Thursday, March 28, 2002

Starting back in the summer of '54, when I worked for Halliburton in Duncan, OK, I've spent a fair part of my working life in and around the oil business, which my late stepmother once not altogether inaccurately characterized as "All good news and no money!" So I'm naturally interested in the kerfluffle the media and the Democratic center are trying to stir up about the energy industry's impact on energy policy. That oil companies, via the piggy-back and the lobbyist, should wish to influence energy policy seems to come as a great and insupportable shock to The New York Times et al, much as the average woman in a supermarket checkout line seems astonished by the realization that she is expected to pay for the groceries the clerk has just rung up. If you read today's Times, you will discover that when it comes to energy policy, it is OK for NRDC and other conservationist groups to have input on policy changes effected for environmental reasons without regard to supply-demand effects, it is not OK for oil producers and marketers and consumers, people also directly affected by supply-demand effects, to have a voice on those very same changes. Left unsaid, but as obvious as that elephant over there against the wall, is the implication the media is really trying to sell: that any recognition by this administration of energy-industry interests somehow is all about Enron and therefore crooked.

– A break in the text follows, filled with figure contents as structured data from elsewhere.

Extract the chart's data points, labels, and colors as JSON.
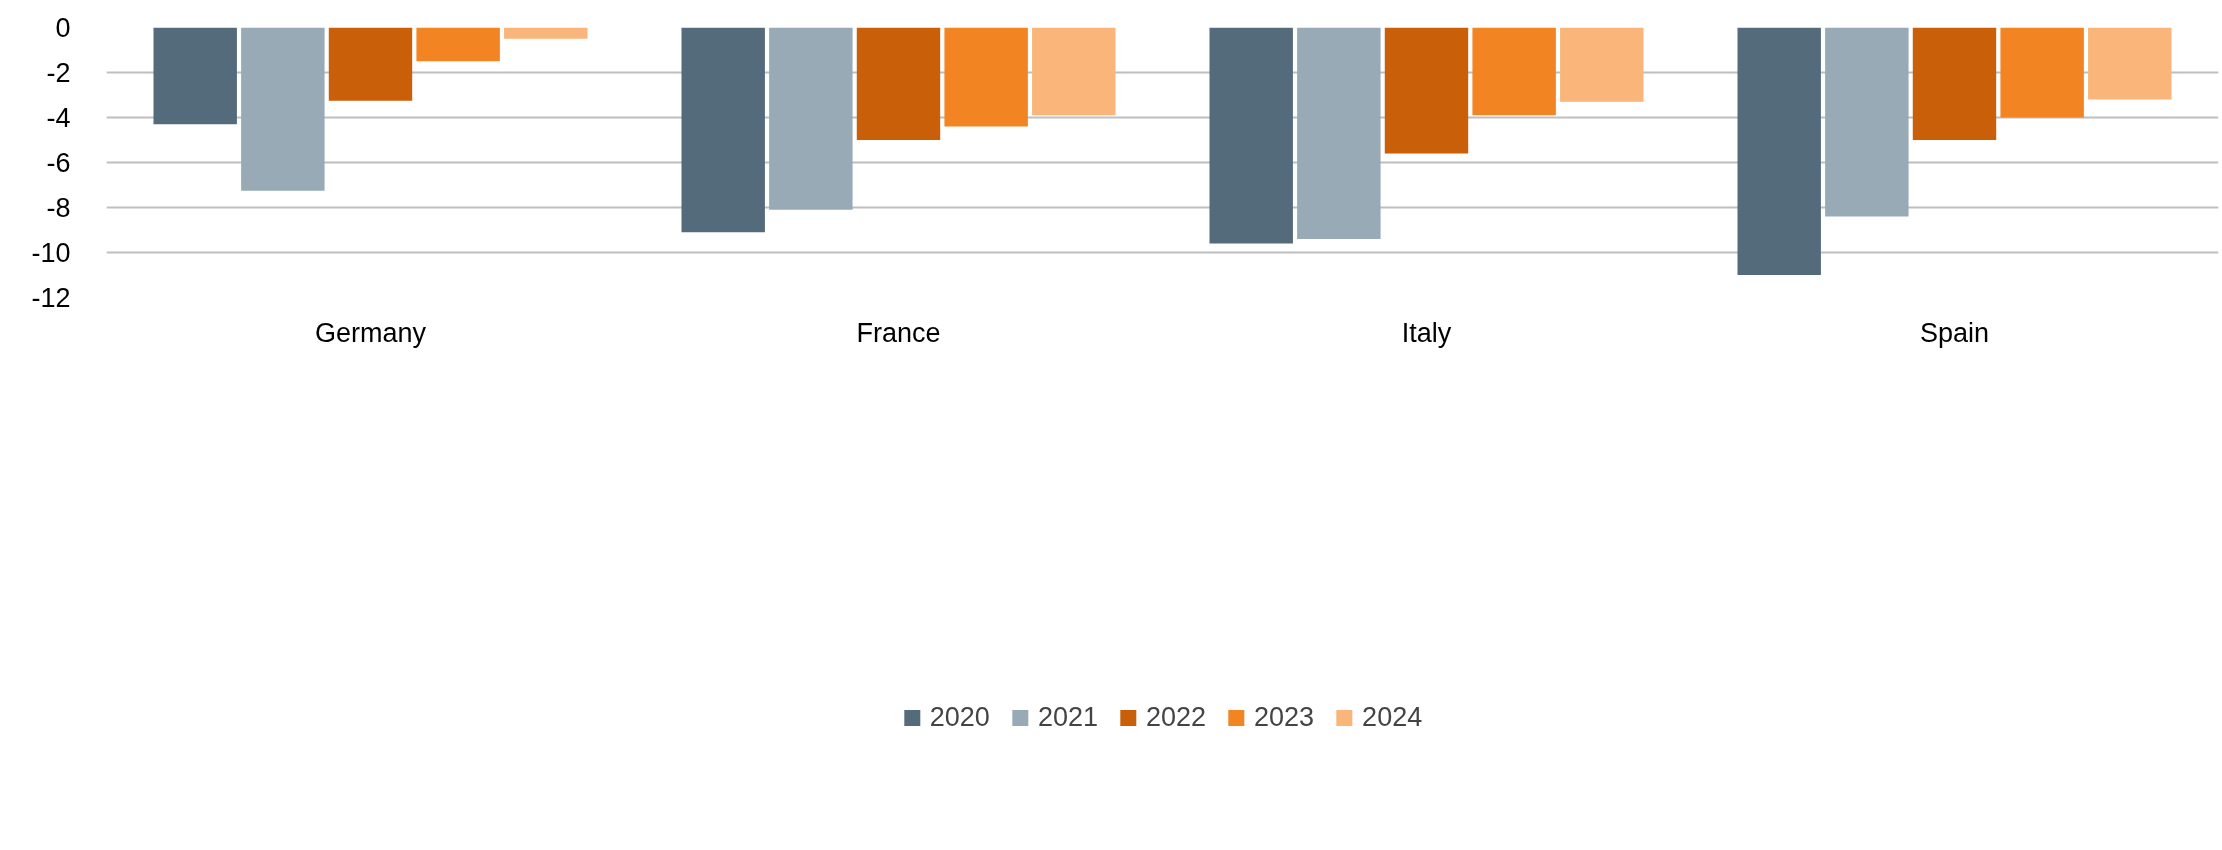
{
  "chart_data": {
    "type": "bar",
    "categories": [
      "Germany",
      "France",
      "Italy",
      "Spain"
    ],
    "series": [
      {
        "name": "2020",
        "color": "#536b7a",
        "values": [
          -4.3,
          -9.1,
          -9.6,
          -11.0
        ]
      },
      {
        "name": "2021",
        "color": "#97aab5",
        "values": [
          -7.25,
          -8.1,
          -9.4,
          -8.4
        ]
      },
      {
        "name": "2022",
        "color": "#c95f09",
        "values": [
          -3.25,
          -5.0,
          -5.6,
          -5.0
        ]
      },
      {
        "name": "2023",
        "color": "#f28421",
        "values": [
          -1.5,
          -4.4,
          -3.9,
          -4.0
        ]
      },
      {
        "name": "2024",
        "color": "#f9b57a",
        "values": [
          -0.5,
          -3.9,
          -3.3,
          -3.2
        ]
      }
    ],
    "ylim": [
      -12,
      0
    ],
    "yticks": [
      -12,
      -10,
      -8,
      -6,
      -4,
      -2,
      0
    ],
    "grid": "y",
    "legend": "bottom"
  }
}
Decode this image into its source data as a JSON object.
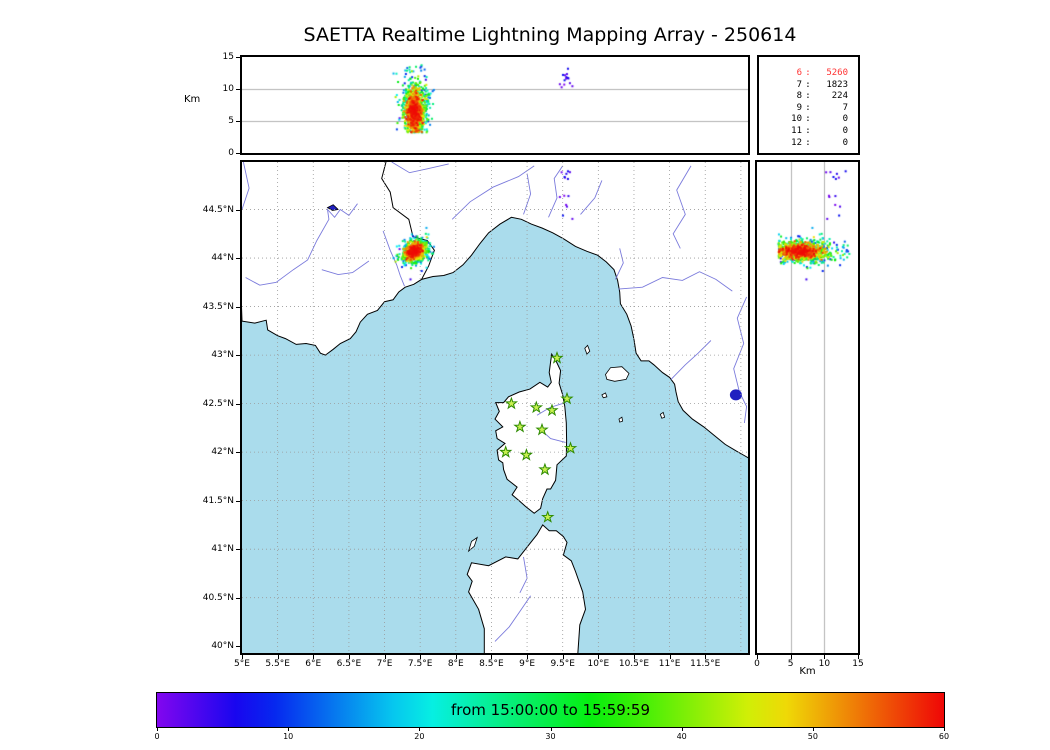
{
  "title": "SAETTA Realtime Lightning Mapping Array - 250614",
  "palette": {
    "sea": "#aadcec",
    "land": "#ffffff",
    "coastline": "#000000",
    "river": "#7b7bdc",
    "border": "#000000",
    "grid": "#999999",
    "lake": "#2020c0",
    "station_fill": "#c8f050",
    "station_edge": "#2e8b00",
    "highlight_red": "#ff3333",
    "panel_gridline": "#b0b0b0",
    "text": "#000000"
  },
  "chart_data": [
    {
      "type": "scatter",
      "name": "vhf-sources-longitude-altitude",
      "ylabel": "Km",
      "xlim": [
        5.0,
        12.1
      ],
      "ylim": [
        0,
        15
      ],
      "ytick_labels": [
        "15",
        "10",
        "5",
        "0"
      ],
      "gridlines_alt_km": [
        5,
        10
      ],
      "series_note": "lightning VHF sources colored by time; storm cell column near 7.4E from 3.5 to 13.5 km, red core 4.5-8.5 km"
    },
    {
      "type": "table",
      "name": "source-counts-by-contributing-stations",
      "columns": [
        "min_stations",
        "count"
      ],
      "rows": [
        [
          "6",
          "5260"
        ],
        [
          "7",
          "1823"
        ],
        [
          "8",
          "224"
        ],
        [
          "9",
          "7"
        ],
        [
          "10",
          "0"
        ],
        [
          "11",
          "0"
        ],
        [
          "12",
          "0"
        ]
      ],
      "highlight_row": 0
    },
    {
      "type": "scatter",
      "name": "plan-view-map",
      "xlim": [
        5.0,
        12.1
      ],
      "ylim": [
        39.93,
        44.99
      ],
      "lon_tick_labels": [
        "5°E",
        "5.5°E",
        "6°E",
        "6.5°E",
        "7°E",
        "7.5°E",
        "8°E",
        "8.5°E",
        "9°E",
        "9.5°E",
        "10°E",
        "10.5°E",
        "11°E",
        "11.5°E"
      ],
      "lat_tick_labels": [
        "44.5°N",
        "44°N",
        "43.5°N",
        "43°N",
        "42.5°N",
        "42°N",
        "41.5°N",
        "41°N",
        "40.5°N",
        "40°N"
      ],
      "grid_step_deg": 0.5,
      "storm_cluster": {
        "lon": 7.42,
        "lat": 44.07,
        "lon_sigma": 0.11,
        "lat_sigma": 0.07,
        "alt_mean_km": 6.3,
        "alt_sigma_km": 1.9,
        "count": 1500
      },
      "stray_sources": {
        "lon": 9.55,
        "lon_sigma": 0.05,
        "lat_min": 44.25,
        "lat_max": 44.9,
        "alt_min_km": 10,
        "alt_max_km": 13.5,
        "count": 14,
        "time_min": 0,
        "time_max": 8
      },
      "stations_lon_lat": [
        [
          9.42,
          42.97
        ],
        [
          8.78,
          42.5
        ],
        [
          9.13,
          42.46
        ],
        [
          9.56,
          42.55
        ],
        [
          9.35,
          42.43
        ],
        [
          8.9,
          42.26
        ],
        [
          9.21,
          42.23
        ],
        [
          8.7,
          42.0
        ],
        [
          9.61,
          42.04
        ],
        [
          9.25,
          41.82
        ],
        [
          8.99,
          41.97
        ],
        [
          9.29,
          41.33
        ]
      ]
    },
    {
      "type": "scatter",
      "name": "vhf-sources-altitude-latitude",
      "xlabel": "Km",
      "xlim": [
        0,
        15
      ],
      "xtick_labels": [
        "0",
        "5",
        "10",
        "15"
      ],
      "gridlines_alt_km": [
        5,
        10
      ]
    },
    {
      "type": "colorbar",
      "name": "time-colorbar",
      "label": "from 15:00:00 to 15:59:59",
      "range_minutes": [
        0,
        60
      ],
      "tick_labels": [
        "0",
        "10",
        "20",
        "30",
        "40",
        "50",
        "60"
      ],
      "colormap": "rainbow-purple-to-red"
    }
  ]
}
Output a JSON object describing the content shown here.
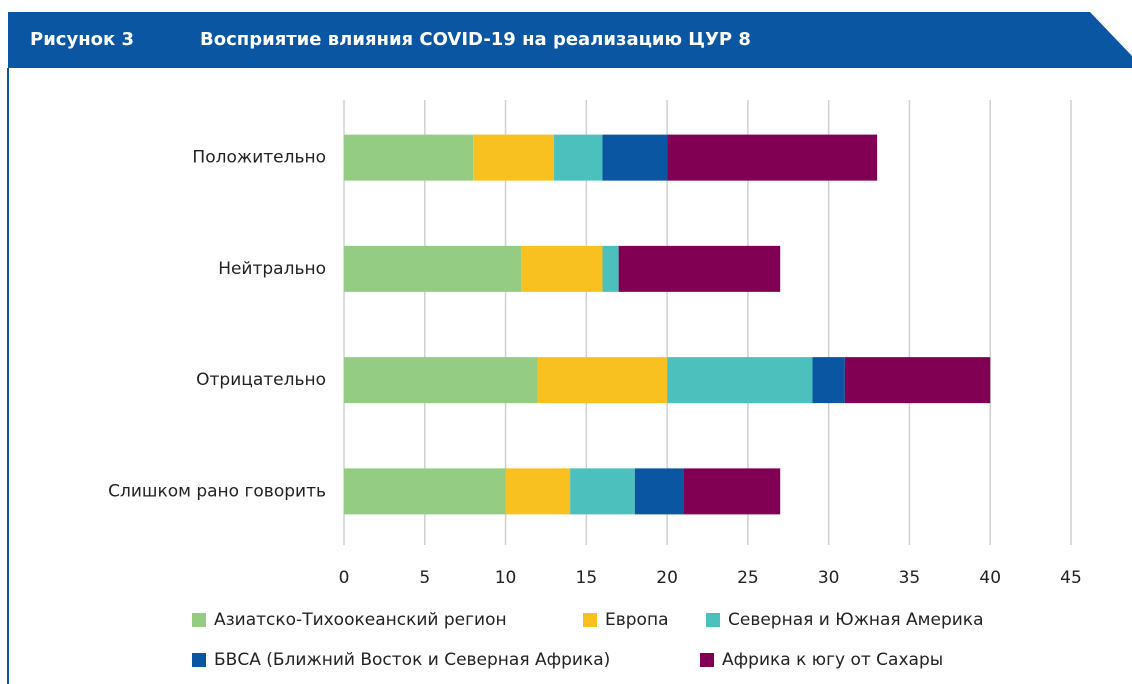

I happen to agree with the WSJ's Paul Gigot who expressed the thought the other night on the paper's talk-show - along with "Forbes on Fox" the only TV gabfest I watch - that the white-hot frenzy with which the media are working the priestly molestation story has more than a little to do with a wish to discredit the Catholic Church on such more vital issues as abortion and divorce. I say this as someone who is 150% pro-choice and who, looking back, often has second thoughts about the ease with which divorce is obtainable in our culture. I make the point also as someone who attended single-sex schools from fourth grade through college, and who vividly recollects the sexual cruelties adolescent boys are capable of visiting on one another, cruelties as susceptible of repression in memory and as useful in the purpose of institutional discreditization as anything a priest might get up to. Indeed, I shall be very surprised if in the near-distant future we do not see a barrage of law suits essentially directed at the endowments of Yale, Harvard, Exeter etc. brought by plaintiffs alleging sexual molestation at the hands of masters which was supressed in the interest of getting a diploma but which has now, suddenly, been recovered in memory.

One more thought. In my last novel, BAKER'S DOZEN, published (sic) by FSG, the "villain" plots a ground-to-ground missile attack on a big Venice bash, a celebrity feast of self-congratulation combining the worst of the Davos Conference and the Vanity Fair Oscar party. As a writer, one wants to make readers think. And yet another year has gone by when a giant step toward the betterment of mankind could have been taken and wasn't. Just think of how a couple of mortar shells judiciously dropped onto one of these Oscar night celeb feasts of self-love might help the state of things by focusing attention. A cynical mind might argue that terrorists are missing the boat by killing cops and foremen and white-collar middle-level workers, or innocent people sitting down to a Passover supper, because - frankly - the people at the top, those with the power to effect, have grown utterly remote from the F-Train reality most of us have to live in. Wars are not won by armies whose officer class is disengaged. Or back at Morton's toasting one another.
I've been guilty of careless bloggery but I went off to Jamaica for a brief golf trip with my son Francis and found myself in e-purgatory. Nothing seems to have improved in the interim, however. Do read Jed Perl's coments on the Richter show on The New Republic's website (I still haven't figured out how to incorporate links in my blog.) Perl REALLY hates this show, and with many more good reasons that I came up with. We are into an age of intellectual and cultural impoverishment, make no mistake about it, although for someone my age it's beyond hope. I've been rereading (reading in some cases) Graham Greene - most recently The Comedians. The difference between the quality of novel writing then and now is disheartening, and worse still are all the warning signs in the work of writers like Greene that went unheeded.